Perdido
Lucía Martínez | Benen

Perdido. Se busca. Y su parda mirada subrayando aquellas funestas apelaciones. Unos ojos de hombre sin rumbo, desamparado, rendido ante una sentencia azarosa y ante un infortunio veteado de una atrocidad encarnada.

Se busca. Una descripción breve. Metro setenta. Moreno. Falta lo más importante. Que describan su mirada. Esos ojos grisáceos, de hombre extraviado, son su signo más distintivo. Esos ojos vacíos, conocedores sin duda del inminente fin que les acechaba. Y debajo, un teléfono. Esos nueve dígitos encierran un anhelo huérfano, una yerma espera sin principio ni fin, un insomnio perenne y un terror carmesí.

“Volvía a su casa de una noche de fiesta, pero nunca regresó”. Apunté aquella frase del telediario. Me gustaba. Sonaba a pesadilla por comenzar, a microrrelato ácido, a historia a medio acabar que invita a ser completada con terrores propios. Y al dejar caer el bolígrafo en el papel, volvió su mirada, compartiendo el protagonismo televisivo con varios interlocutores anónimos cuya aparición constituía un mero intento fallido de dar por cerrada una historia vacua, hambrienta de protagonista. Apagué el televisor. Metí aquella nota en el bolsillo. Me esperaba mi desayuno en Lamucca. Escribir con un buen café con leche caldea mi sinceridad ante el papel y me ayuda a invocar demonios escarlatas y a esbozar historias que inspiran el desvelo.

En la comisaría, cada uno formulaba sus acusaciones. Hagan sus apuestas, inspiradas por el insomnio amodorrado que produce el café. “Fue su pareja”, la apuesta favorita; retales maritales disgregados por aquel mutis dramático e inoportuno. “Fueron sus compañeros”, con quienes compartía delitos y trapicheos menores, pecados triviales e insípidos. “Fue su hermana”, única heredera de sus posesiones. “Fue su amante”, en un ataque de afecto receloso. “Fue un ajuste de cuentas”, un desquite que mitigó aquellos ojos, ahora carne de la intemperie, del sol de noviembre, y del céfiro de la indiferencia. Porque siempre un espíritu magnánimo resolvía aquella acalorada discordia con un frígido suspiro, concluyendo: “fuera quien fuera, seguro que se lo buscó”.
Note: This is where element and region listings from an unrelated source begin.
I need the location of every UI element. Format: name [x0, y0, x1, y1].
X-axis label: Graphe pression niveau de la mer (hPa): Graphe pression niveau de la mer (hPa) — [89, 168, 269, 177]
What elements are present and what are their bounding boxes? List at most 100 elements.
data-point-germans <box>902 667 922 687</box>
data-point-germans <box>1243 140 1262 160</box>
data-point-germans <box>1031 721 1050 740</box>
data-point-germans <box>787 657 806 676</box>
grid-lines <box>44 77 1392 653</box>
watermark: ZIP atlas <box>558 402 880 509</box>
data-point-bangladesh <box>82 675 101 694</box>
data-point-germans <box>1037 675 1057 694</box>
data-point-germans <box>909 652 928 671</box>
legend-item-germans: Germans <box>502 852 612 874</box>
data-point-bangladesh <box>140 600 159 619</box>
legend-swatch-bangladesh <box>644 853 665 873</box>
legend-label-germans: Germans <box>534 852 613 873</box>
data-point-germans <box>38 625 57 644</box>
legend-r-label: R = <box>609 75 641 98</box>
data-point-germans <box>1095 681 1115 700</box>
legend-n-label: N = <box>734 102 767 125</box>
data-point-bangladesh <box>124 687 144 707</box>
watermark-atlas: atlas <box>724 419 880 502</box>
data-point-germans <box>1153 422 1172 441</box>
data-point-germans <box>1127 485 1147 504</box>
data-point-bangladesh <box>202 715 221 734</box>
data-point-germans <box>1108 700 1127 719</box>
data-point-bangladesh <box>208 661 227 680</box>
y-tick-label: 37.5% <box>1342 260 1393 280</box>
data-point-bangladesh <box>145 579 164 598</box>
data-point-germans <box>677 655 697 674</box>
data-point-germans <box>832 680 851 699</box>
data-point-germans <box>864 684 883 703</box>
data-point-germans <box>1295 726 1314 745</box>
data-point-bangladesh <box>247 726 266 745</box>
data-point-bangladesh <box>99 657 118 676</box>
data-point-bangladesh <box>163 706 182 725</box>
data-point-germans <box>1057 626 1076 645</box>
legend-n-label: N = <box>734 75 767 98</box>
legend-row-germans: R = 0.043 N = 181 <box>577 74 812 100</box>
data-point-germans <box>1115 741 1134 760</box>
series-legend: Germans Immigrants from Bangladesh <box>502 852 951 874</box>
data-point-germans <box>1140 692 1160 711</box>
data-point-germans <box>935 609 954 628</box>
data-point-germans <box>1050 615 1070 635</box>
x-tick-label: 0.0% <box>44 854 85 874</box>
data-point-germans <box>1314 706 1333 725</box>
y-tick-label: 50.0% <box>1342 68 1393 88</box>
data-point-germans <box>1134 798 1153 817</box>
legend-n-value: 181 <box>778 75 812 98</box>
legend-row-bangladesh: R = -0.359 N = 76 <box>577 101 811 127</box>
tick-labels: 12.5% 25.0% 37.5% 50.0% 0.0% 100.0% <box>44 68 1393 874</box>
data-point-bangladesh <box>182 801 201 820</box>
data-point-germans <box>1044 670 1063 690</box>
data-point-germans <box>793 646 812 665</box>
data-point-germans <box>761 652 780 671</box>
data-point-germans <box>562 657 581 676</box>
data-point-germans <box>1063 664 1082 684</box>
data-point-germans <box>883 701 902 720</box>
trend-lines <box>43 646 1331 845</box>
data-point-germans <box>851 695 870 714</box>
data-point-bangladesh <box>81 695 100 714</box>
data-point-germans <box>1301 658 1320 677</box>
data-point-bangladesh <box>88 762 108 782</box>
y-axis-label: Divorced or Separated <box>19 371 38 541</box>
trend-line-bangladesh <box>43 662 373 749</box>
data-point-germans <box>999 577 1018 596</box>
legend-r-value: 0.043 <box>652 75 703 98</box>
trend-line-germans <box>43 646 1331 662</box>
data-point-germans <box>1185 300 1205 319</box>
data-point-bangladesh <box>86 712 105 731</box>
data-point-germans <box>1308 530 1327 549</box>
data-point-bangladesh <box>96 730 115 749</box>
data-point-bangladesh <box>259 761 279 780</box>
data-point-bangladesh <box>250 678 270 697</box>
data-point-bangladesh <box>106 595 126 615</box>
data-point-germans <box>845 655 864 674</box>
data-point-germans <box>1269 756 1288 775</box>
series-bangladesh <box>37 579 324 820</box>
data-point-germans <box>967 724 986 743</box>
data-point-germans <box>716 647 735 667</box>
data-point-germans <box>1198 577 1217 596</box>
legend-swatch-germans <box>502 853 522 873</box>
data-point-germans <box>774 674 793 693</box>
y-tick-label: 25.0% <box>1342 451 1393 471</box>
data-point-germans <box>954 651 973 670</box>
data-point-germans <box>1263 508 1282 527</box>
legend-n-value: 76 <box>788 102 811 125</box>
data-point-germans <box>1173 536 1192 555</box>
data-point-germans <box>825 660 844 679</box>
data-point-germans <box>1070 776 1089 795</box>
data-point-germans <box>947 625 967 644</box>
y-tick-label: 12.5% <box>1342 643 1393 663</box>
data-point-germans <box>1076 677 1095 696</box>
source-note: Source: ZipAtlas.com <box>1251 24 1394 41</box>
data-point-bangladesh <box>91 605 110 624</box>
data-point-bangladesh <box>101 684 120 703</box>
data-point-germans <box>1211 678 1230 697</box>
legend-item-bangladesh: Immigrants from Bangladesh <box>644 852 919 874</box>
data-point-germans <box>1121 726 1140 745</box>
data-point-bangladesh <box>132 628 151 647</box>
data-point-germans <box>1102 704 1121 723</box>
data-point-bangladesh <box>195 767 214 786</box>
Pero su muerte llegó sin encontrar al verdugo.
Su cuerpo fue encontrado en el preludio de la noche, cuando el crepúsculo se desleía en fisuras bermejas, estrías celestes de sangre. Las palabras de mi compañero fluían con adusto desasosiego, instándome a acudir con celeridad a examinar el cadáver. Y mientras fingía escucharle, al mirarme en el espejo, creí ver aquella mirada inquisidora incrustada en mi nuca. Colgué y sonreí. Desafié a aquellos ojos a hablar, a señalarme cual reo. Pero no. No podía. Estaba muerto. Respiré hondo y me acerqué al espejo. Arrugué el rostro en una mueca de asco, miedo, tristeza…
Fruncí el ceño. No resultaba convincente. Tenía unos quince minutos para ensayar qué expresión adoptaría al ver el destrozo que yo mismo, días atrás, le había hecho a aquel hombre.
Mi gesto de duelo debía ser verosímil, perfecto; debía empañar mi encarnada determinación. La práctica hace al maestro. Y yo esperaba seguir repitiendo aquel fariseo gesto durante mucho tiempo.